The Guardian view on Williamson’s schools plan: yet another fiasco | Editorial
Viewers of breakfast television may have experienced a disturbing sense of deja vu on Wednesday. Outside, glorious sunshine heralded another perfect summer’s day; on screen, the education secretary, Gavin Williamson, was defending a Covid schools announcement that had been greeted with immediate and almost universal criticism. It all felt very “summer of 2020”, when the exam-marking fiasco cast a shadow of ministerial incompetence over the end of the academic year.

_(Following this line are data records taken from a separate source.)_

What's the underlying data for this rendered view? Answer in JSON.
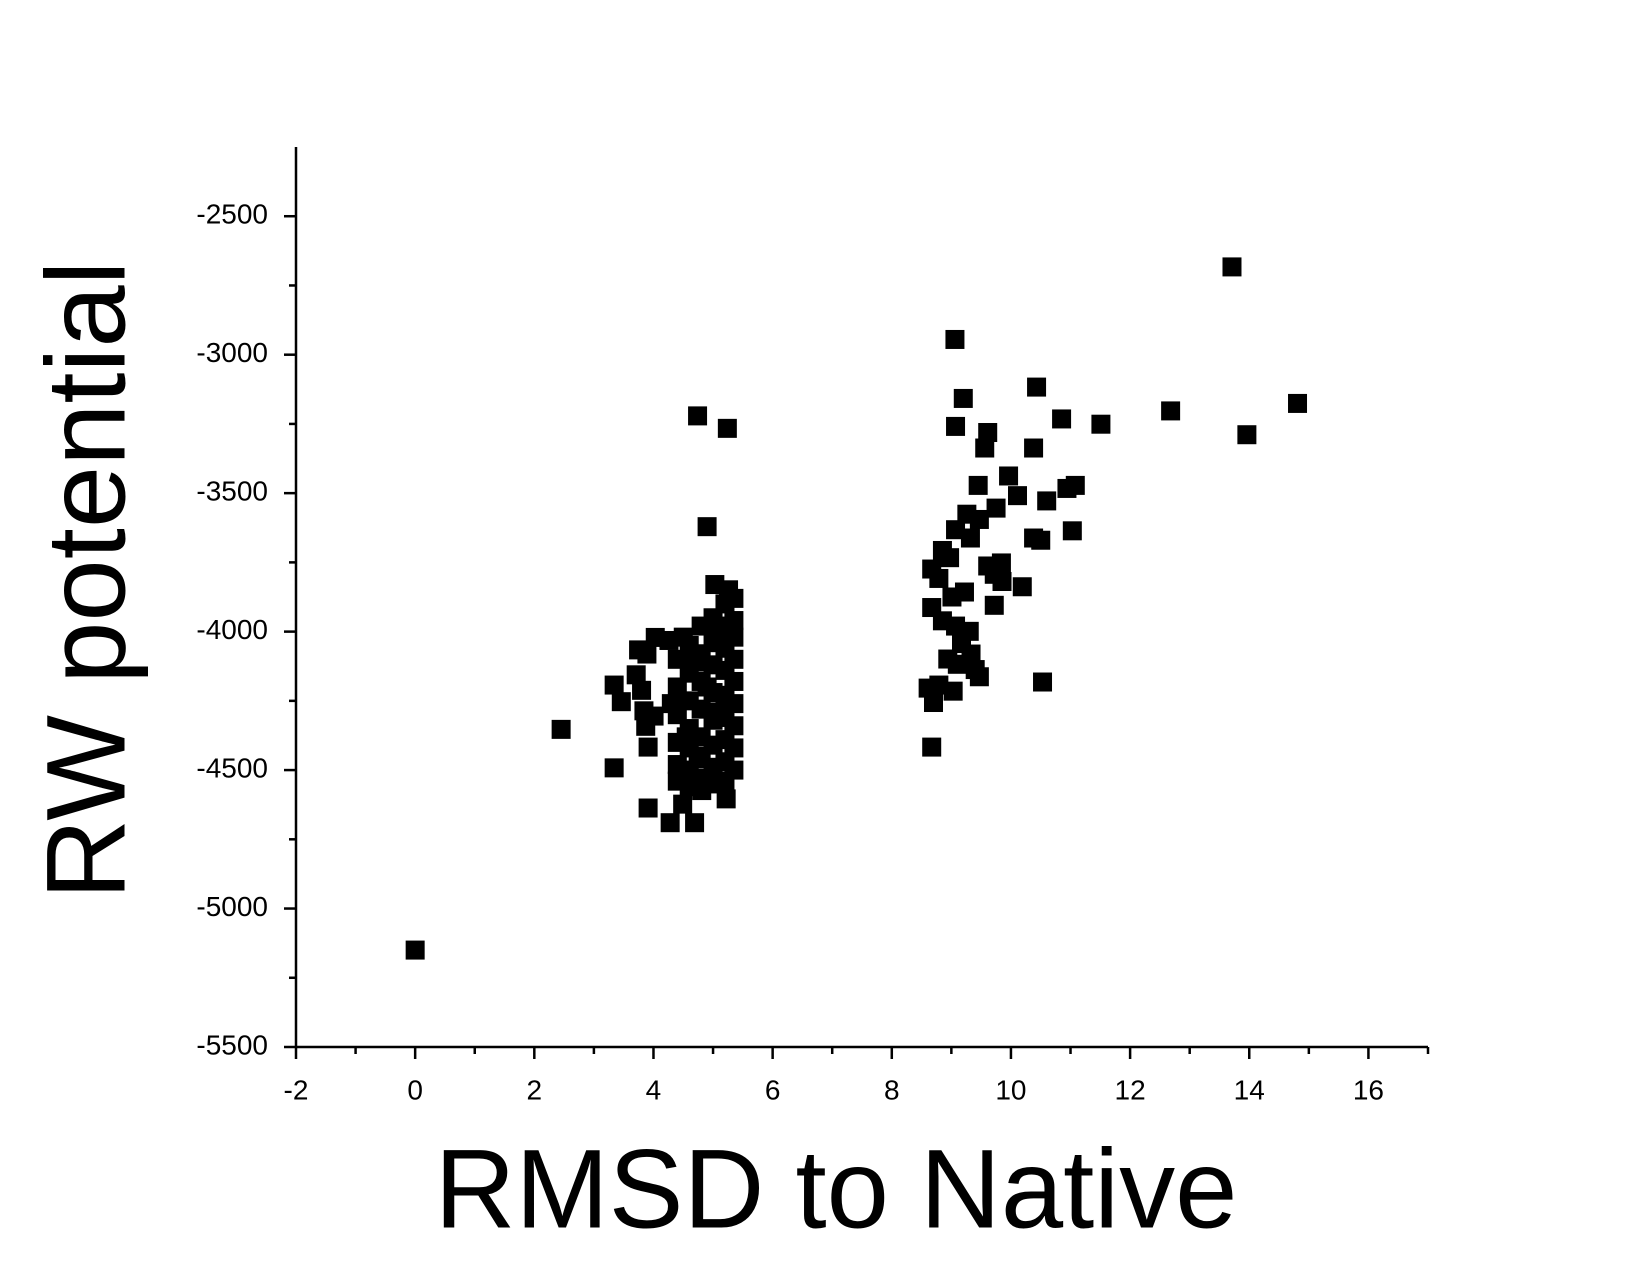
{
  "chart_data": {
    "type": "scatter",
    "x_label": "RMSD to Native",
    "y_label": "RW potential",
    "color": "#000000",
    "xlim": [
      -2,
      17
    ],
    "xticks": [
      -2,
      0,
      2,
      4,
      6,
      8,
      10,
      12,
      14,
      16
    ],
    "ylim": [
      -5500,
      -2250
    ],
    "yticks": [
      -5500,
      -5000,
      -4500,
      -4000,
      -3500,
      -3000,
      -2500
    ],
    "x": [
      0,
      2.45,
      3.34,
      3.91,
      4.28,
      4.69,
      4.49,
      4.74,
      5.24,
      4.9,
      5.03,
      5.26,
      5.22,
      4.81,
      3.34,
      3.46,
      3.75,
      3.89,
      4.03,
      4.26,
      3.71,
      3.8,
      3.87,
      3.91,
      4.01,
      3.84,
      4.4,
      4.4,
      4.4,
      4.4,
      4.4,
      4.4,
      4.6,
      4.6,
      4.6,
      4.6,
      4.6,
      4.6,
      4.6,
      4.8,
      4.8,
      4.8,
      4.8,
      4.8,
      4.8,
      4.8,
      5.0,
      5.0,
      5.0,
      5.0,
      5.0,
      5.0,
      5.0,
      5.0,
      5.2,
      5.2,
      5.2,
      5.2,
      5.2,
      5.2,
      5.2,
      5.2,
      5.2,
      5.35,
      5.35,
      5.35,
      5.35,
      5.35,
      5.35,
      5.35,
      5.35,
      5.35,
      4.5,
      4.7,
      4.9,
      5.1,
      4.3,
      4.55,
      4.75,
      5.05,
      13.71,
      14.81,
      13.96,
      12.68,
      11.51,
      9.06,
      10.43,
      9.2,
      9.07,
      9.61,
      9.56,
      10.85,
      10.38,
      9.96,
      9.45,
      10.11,
      11.08,
      10.94,
      10.6,
      11.03,
      10.38,
      10.5,
      9.75,
      9.26,
      9.47,
      9.07,
      9.32,
      8.85,
      8.97,
      9.84,
      9.61,
      9.72,
      8.67,
      8.79,
      9.85,
      10.19,
      9.22,
      9.01,
      9.72,
      8.67,
      8.85,
      9.07,
      9.3,
      9.17,
      9.33,
      8.94,
      9.1,
      9.4,
      9.47,
      10.53,
      8.79,
      8.61,
      9.03,
      8.7,
      8.67
    ],
    "values": [
      -5150,
      -4353,
      -4492,
      -4637,
      -4690,
      -4690,
      -4623,
      -3221,
      -3266,
      -3621,
      -3830,
      -3849,
      -4604,
      -4574,
      -4193,
      -4253,
      -4066,
      -4081,
      -4021,
      -4032,
      -4156,
      -4212,
      -4342,
      -4417,
      -4305,
      -4286,
      -4100,
      -4200,
      -4300,
      -4400,
      -4480,
      -4540,
      -4050,
      -4150,
      -4250,
      -4350,
      -4420,
      -4500,
      -4560,
      -3980,
      -4080,
      -4180,
      -4280,
      -4380,
      -4460,
      -4530,
      -3950,
      -4040,
      -4120,
      -4220,
      -4320,
      -4410,
      -4490,
      -4550,
      -3900,
      -3980,
      -4060,
      -4140,
      -4230,
      -4310,
      -4390,
      -4470,
      -4540,
      -3880,
      -3960,
      -4020,
      -4100,
      -4180,
      -4260,
      -4340,
      -4420,
      -4500,
      -4020,
      -4110,
      -4200,
      -4290,
      -4260,
      -4380,
      -4450,
      -4000,
      -2683,
      -3176,
      -3289,
      -3203,
      -3251,
      -2945,
      -3117,
      -3158,
      -3259,
      -3281,
      -3337,
      -3232,
      -3337,
      -3438,
      -3472,
      -3509,
      -3472,
      -3483,
      -3528,
      -3636,
      -3662,
      -3670,
      -3554,
      -3576,
      -3595,
      -3632,
      -3662,
      -3707,
      -3733,
      -3752,
      -3763,
      -3793,
      -3774,
      -3808,
      -3819,
      -3838,
      -3857,
      -3875,
      -3905,
      -3913,
      -3961,
      -3980,
      -3999,
      -4043,
      -4081,
      -4099,
      -4118,
      -4137,
      -4163,
      -4182,
      -4193,
      -4204,
      -4215,
      -4256,
      -4417
    ]
  }
}
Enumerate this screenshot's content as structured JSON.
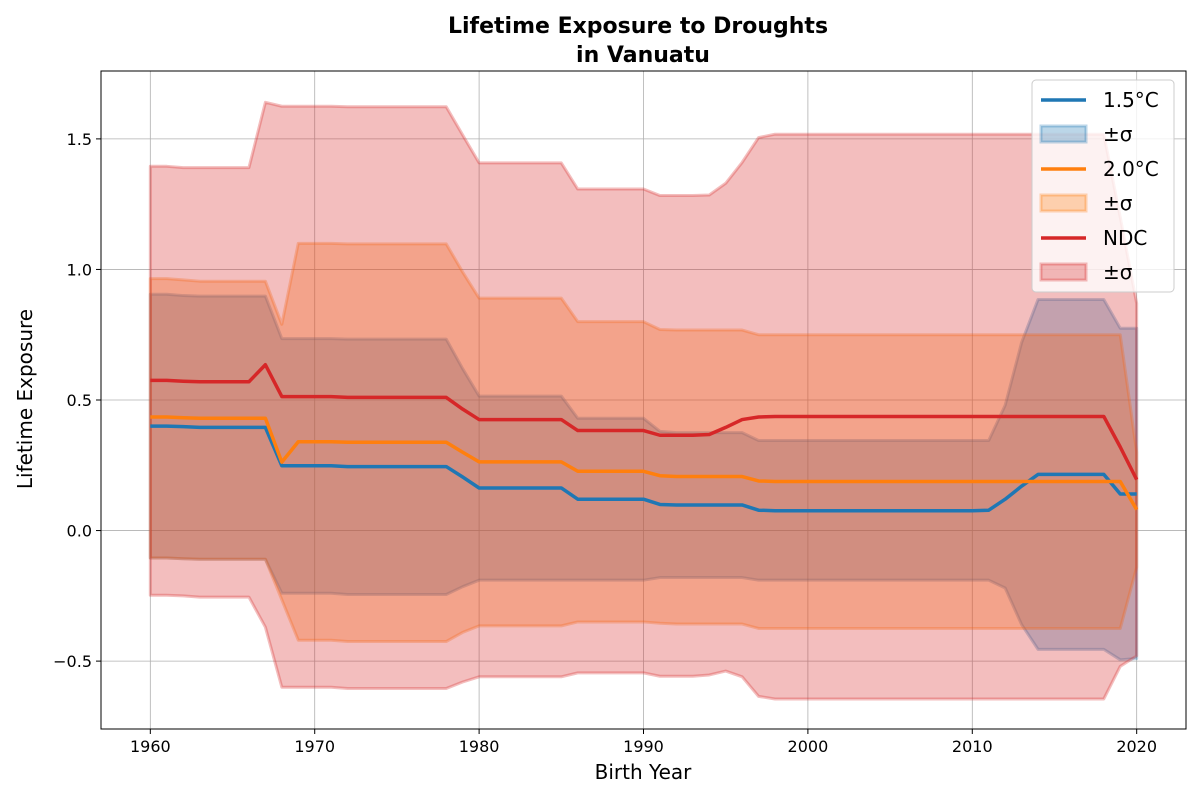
{
  "chart_data": {
    "type": "line",
    "title": "Lifetime Exposure to Droughts",
    "subtitle": "in Vanuatu",
    "xlabel": "Birth Year",
    "ylabel": "Lifetime Exposure",
    "xlim": [
      1957,
      2023
    ],
    "ylim": [
      -0.76,
      1.76
    ],
    "xticks": [
      1960,
      1970,
      1980,
      1990,
      2000,
      2010,
      2020
    ],
    "xtick_labels": [
      "1960",
      "1970",
      "1980",
      "1990",
      "2000",
      "2010",
      "2020"
    ],
    "yticks": [
      -0.5,
      0.0,
      0.5,
      1.0,
      1.5
    ],
    "ytick_labels": [
      "−0.5",
      "0.0",
      "0.5",
      "1.0",
      "1.5"
    ],
    "grid": true,
    "legend_position": "top-right",
    "x": [
      1960,
      1961,
      1962,
      1963,
      1964,
      1965,
      1966,
      1967,
      1968,
      1969,
      1970,
      1971,
      1972,
      1973,
      1974,
      1975,
      1976,
      1977,
      1978,
      1979,
      1980,
      1981,
      1982,
      1983,
      1984,
      1985,
      1986,
      1987,
      1988,
      1989,
      1990,
      1991,
      1992,
      1993,
      1994,
      1995,
      1996,
      1997,
      1998,
      1999,
      2000,
      2001,
      2002,
      2003,
      2004,
      2005,
      2006,
      2007,
      2008,
      2009,
      2010,
      2011,
      2012,
      2013,
      2014,
      2015,
      2016,
      2017,
      2018,
      2019,
      2020
    ],
    "series": [
      {
        "name": "1.5°C",
        "band_label": "±σ",
        "color": "#1f77b4",
        "band_color": "#1f77b4",
        "mean": [
          0.4,
          0.4,
          0.398,
          0.395,
          0.395,
          0.395,
          0.395,
          0.395,
          0.248,
          0.248,
          0.248,
          0.248,
          0.245,
          0.245,
          0.245,
          0.245,
          0.245,
          0.245,
          0.245,
          0.205,
          0.163,
          0.163,
          0.163,
          0.163,
          0.163,
          0.163,
          0.12,
          0.12,
          0.12,
          0.12,
          0.12,
          0.1,
          0.098,
          0.098,
          0.098,
          0.098,
          0.098,
          0.078,
          0.076,
          0.076,
          0.076,
          0.076,
          0.076,
          0.076,
          0.076,
          0.076,
          0.076,
          0.076,
          0.076,
          0.076,
          0.076,
          0.078,
          0.12,
          0.17,
          0.215,
          0.215,
          0.215,
          0.215,
          0.215,
          0.14,
          0.14
        ],
        "upper": [
          0.905,
          0.905,
          0.9,
          0.898,
          0.898,
          0.898,
          0.898,
          0.898,
          0.735,
          0.735,
          0.735,
          0.735,
          0.733,
          0.733,
          0.733,
          0.733,
          0.733,
          0.733,
          0.733,
          0.62,
          0.515,
          0.515,
          0.515,
          0.515,
          0.515,
          0.515,
          0.43,
          0.43,
          0.43,
          0.43,
          0.43,
          0.38,
          0.375,
          0.375,
          0.375,
          0.375,
          0.375,
          0.345,
          0.345,
          0.345,
          0.345,
          0.345,
          0.345,
          0.345,
          0.345,
          0.345,
          0.345,
          0.345,
          0.345,
          0.345,
          0.345,
          0.345,
          0.48,
          0.72,
          0.885,
          0.885,
          0.885,
          0.885,
          0.885,
          0.775,
          0.775
        ],
        "lower": [
          -0.105,
          -0.105,
          -0.108,
          -0.11,
          -0.11,
          -0.11,
          -0.11,
          -0.11,
          -0.24,
          -0.24,
          -0.24,
          -0.24,
          -0.245,
          -0.245,
          -0.245,
          -0.245,
          -0.245,
          -0.245,
          -0.245,
          -0.215,
          -0.19,
          -0.19,
          -0.19,
          -0.19,
          -0.19,
          -0.19,
          -0.19,
          -0.19,
          -0.19,
          -0.19,
          -0.19,
          -0.18,
          -0.18,
          -0.18,
          -0.18,
          -0.18,
          -0.18,
          -0.19,
          -0.19,
          -0.19,
          -0.19,
          -0.19,
          -0.19,
          -0.19,
          -0.19,
          -0.19,
          -0.19,
          -0.19,
          -0.19,
          -0.19,
          -0.19,
          -0.19,
          -0.22,
          -0.36,
          -0.455,
          -0.455,
          -0.455,
          -0.455,
          -0.455,
          -0.495,
          -0.49
        ]
      },
      {
        "name": "2.0°C",
        "band_label": "±σ",
        "color": "#ff7f0e",
        "band_color": "#ff7f0e",
        "mean": [
          0.435,
          0.435,
          0.432,
          0.43,
          0.43,
          0.43,
          0.43,
          0.43,
          0.262,
          0.34,
          0.34,
          0.34,
          0.338,
          0.338,
          0.338,
          0.338,
          0.338,
          0.338,
          0.338,
          0.3,
          0.263,
          0.263,
          0.263,
          0.263,
          0.263,
          0.263,
          0.227,
          0.227,
          0.227,
          0.227,
          0.227,
          0.21,
          0.207,
          0.207,
          0.207,
          0.207,
          0.207,
          0.19,
          0.188,
          0.188,
          0.188,
          0.188,
          0.188,
          0.188,
          0.188,
          0.188,
          0.188,
          0.188,
          0.188,
          0.188,
          0.188,
          0.188,
          0.188,
          0.188,
          0.188,
          0.188,
          0.188,
          0.188,
          0.188,
          0.188,
          0.08
        ],
        "upper": [
          0.965,
          0.965,
          0.96,
          0.955,
          0.955,
          0.955,
          0.955,
          0.955,
          0.79,
          1.1,
          1.1,
          1.1,
          1.098,
          1.098,
          1.098,
          1.098,
          1.098,
          1.098,
          1.098,
          0.99,
          0.89,
          0.89,
          0.89,
          0.89,
          0.89,
          0.89,
          0.8,
          0.8,
          0.8,
          0.8,
          0.8,
          0.77,
          0.768,
          0.768,
          0.768,
          0.768,
          0.768,
          0.75,
          0.75,
          0.75,
          0.75,
          0.75,
          0.75,
          0.75,
          0.75,
          0.75,
          0.75,
          0.75,
          0.75,
          0.75,
          0.75,
          0.75,
          0.75,
          0.75,
          0.75,
          0.75,
          0.75,
          0.75,
          0.75,
          0.75,
          0.3
        ],
        "lower": [
          -0.105,
          -0.105,
          -0.108,
          -0.11,
          -0.11,
          -0.11,
          -0.11,
          -0.11,
          -0.265,
          -0.42,
          -0.42,
          -0.42,
          -0.425,
          -0.425,
          -0.425,
          -0.425,
          -0.425,
          -0.425,
          -0.425,
          -0.39,
          -0.365,
          -0.365,
          -0.365,
          -0.365,
          -0.365,
          -0.365,
          -0.35,
          -0.35,
          -0.35,
          -0.35,
          -0.35,
          -0.355,
          -0.358,
          -0.358,
          -0.358,
          -0.358,
          -0.358,
          -0.375,
          -0.375,
          -0.375,
          -0.375,
          -0.375,
          -0.375,
          -0.375,
          -0.375,
          -0.375,
          -0.375,
          -0.375,
          -0.375,
          -0.375,
          -0.375,
          -0.375,
          -0.375,
          -0.375,
          -0.375,
          -0.375,
          -0.375,
          -0.375,
          -0.375,
          -0.375,
          -0.14
        ]
      },
      {
        "name": "NDC",
        "band_label": "±σ",
        "color": "#d62728",
        "band_color": "#d62728",
        "mean": [
          0.575,
          0.575,
          0.572,
          0.57,
          0.57,
          0.57,
          0.57,
          0.635,
          0.513,
          0.513,
          0.513,
          0.513,
          0.51,
          0.51,
          0.51,
          0.51,
          0.51,
          0.51,
          0.51,
          0.465,
          0.425,
          0.425,
          0.425,
          0.425,
          0.425,
          0.425,
          0.383,
          0.383,
          0.383,
          0.383,
          0.383,
          0.365,
          0.365,
          0.365,
          0.368,
          0.395,
          0.425,
          0.435,
          0.437,
          0.437,
          0.437,
          0.437,
          0.437,
          0.437,
          0.437,
          0.437,
          0.437,
          0.437,
          0.437,
          0.437,
          0.437,
          0.437,
          0.437,
          0.437,
          0.437,
          0.437,
          0.437,
          0.437,
          0.437,
          0.32,
          0.195
        ],
        "upper": [
          1.395,
          1.395,
          1.39,
          1.39,
          1.39,
          1.39,
          1.39,
          1.64,
          1.625,
          1.625,
          1.625,
          1.625,
          1.623,
          1.623,
          1.623,
          1.623,
          1.623,
          1.623,
          1.623,
          1.515,
          1.408,
          1.408,
          1.408,
          1.408,
          1.408,
          1.408,
          1.308,
          1.308,
          1.308,
          1.308,
          1.308,
          1.283,
          1.283,
          1.283,
          1.285,
          1.33,
          1.41,
          1.505,
          1.518,
          1.518,
          1.518,
          1.518,
          1.518,
          1.518,
          1.518,
          1.518,
          1.518,
          1.518,
          1.518,
          1.518,
          1.518,
          1.518,
          1.518,
          1.518,
          1.518,
          1.518,
          1.518,
          1.518,
          1.518,
          1.2,
          0.87
        ],
        "lower": [
          -0.248,
          -0.248,
          -0.25,
          -0.255,
          -0.255,
          -0.255,
          -0.255,
          -0.37,
          -0.6,
          -0.6,
          -0.6,
          -0.6,
          -0.605,
          -0.605,
          -0.605,
          -0.605,
          -0.605,
          -0.605,
          -0.605,
          -0.58,
          -0.56,
          -0.56,
          -0.56,
          -0.56,
          -0.56,
          -0.56,
          -0.545,
          -0.545,
          -0.545,
          -0.545,
          -0.545,
          -0.558,
          -0.558,
          -0.558,
          -0.553,
          -0.538,
          -0.56,
          -0.635,
          -0.645,
          -0.645,
          -0.645,
          -0.645,
          -0.645,
          -0.645,
          -0.645,
          -0.645,
          -0.645,
          -0.645,
          -0.645,
          -0.645,
          -0.645,
          -0.645,
          -0.645,
          -0.645,
          -0.645,
          -0.645,
          -0.645,
          -0.645,
          -0.645,
          -0.52,
          -0.48
        ]
      }
    ]
  }
}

Sadly, the government’s post-pandemic catch-up plans for pupils are very much a disaster of the present moment. Mr Williamson has unveiled a new £1.4bn programme to help English children regain lost ground, after 15 months of severe educational disruption and psychological strain. The money, mainly targeted at limited extra tutoring and teacher training, is about a tenth of the amount called for by Sir Kevan Collins, the government’s now-ex education recovery commissioner. The Education Policy Institute estimates that pandemic-related spending on English pupils adds up to £310 a head. That compares to equivalent figures of £1,600 in the US and £2,500 in the Netherlands. Having said, with heavy understatement, “more will be needed to meet the challenge”, Sir Kevan decided enough was enough and quit his post. It is not hard to see why.
The pandemic has robbed many children of almost half a year’s worth of normal in-school education. The impact of that disruption has weighed disproportionately on those pupils from less well-off families, with less access to remote learning and facing other disadvantages. This summer’s GCSE exam results may reveal that the attainment gap between the most and least advantaged children has widened by as much as a quarter. After a uniquely challenging year, which in many cases will have involved bereavement as well as social isolation, well-resourced pastoral care in schools should be as much a priority as addressing lost learning.
Greatly expanding early years provision for very young children, who will have had minimal social contact beyond their homes, is another costly imperative. A recent poll found that over half of all parents of preschool children are worried about their child’s development and wellbeing. Insufficiently addressed, these are all issues which will have a negative economic and social impact for years to come, as the legacy of Covid plays itself out in individual biographies.
What an unbelievable mess. The funding of a modest amount of top-up tuition, repeat final years and some support for teachers is, of course, welcome as far as it goes. But even Mr Williamson knows it does not go anywhere near far enough. It seems the chancellor, Rishi Sunak, may have thrown out a more ambitious plan last week, which would have cost over £10bn. From the exams debacle to the botched reopenings of schools to the shameful foot-dragging over free school meals in the holidays, this government has let down young people again and again during the pandemic. In her final speech as children’s commissioner in February, Anne Longfield challenged Boris Johnson to raise the government’s game, asking: “Do you understand the additional harm that has been done to children during the pandemic? Are you serious about ‘building back better’ and ‘levelling up’?” The answer to both questions is clearly “no”. For the education secretary this is surely a fiasco too far.